Он с жадной торопливостью схватил из моих рук деньги и почему-то воровато пошарил глазами по горнице. Потом шмыгнул в двери:
— Я — сей момент! Кооперация открыта покамест, елки в зелени!
Я видел в окно, как побежал Прохор к магазину, путаясь в своих широченных брюках. Неожиданная злость жарко порхнула по желвакам: весь он какой-то скользкий, назойливый! И суетливость его, и разговор, где каждое слово в «елках» и в «зелени», и то, что соврал он про тети Пашину болезнь, не моргнув глазом…

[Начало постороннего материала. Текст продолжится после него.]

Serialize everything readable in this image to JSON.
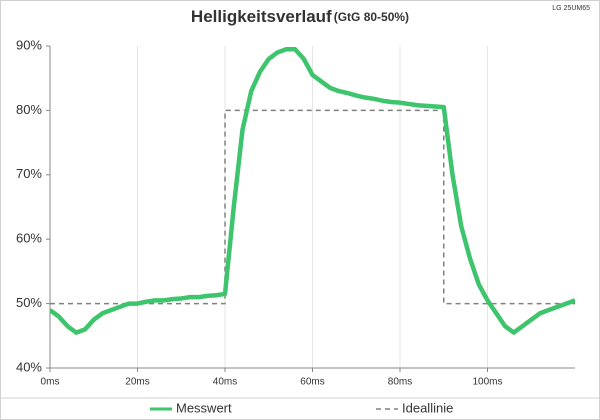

…На сельском погосте порядок особый. Здесь нет ни дорогих оград, ни надгробных каменных обелисков. Холмики, кресты да, изредка, деревянные пирамидки — вот и вся недолга. Каждая баба знает фамильный крест ее пра-пра, отшлифованный дождями и временем. Каждая баба приходит сюда поправить холмик, посыпать его желтым песком, поголосить и в голосьбе этой высказать все свои обиды житейские, а заодно и о том, что рано или поздно приведет и ее сюда навсегда дорога, за вот эту старенькую оградку из почерневших и покосившихся штакетин. И хоть лежат под теми холмами кости тех, на которых замешена земля русская, кости, достойные, может, самого наивысшего почета, да на сельском погосте почет этот неприемлем даже мертвыми: русский мужик никогда не был особой и, сними перед ним шапку при жизни его, изогнись в три погибели — обидится, за насмешку примет…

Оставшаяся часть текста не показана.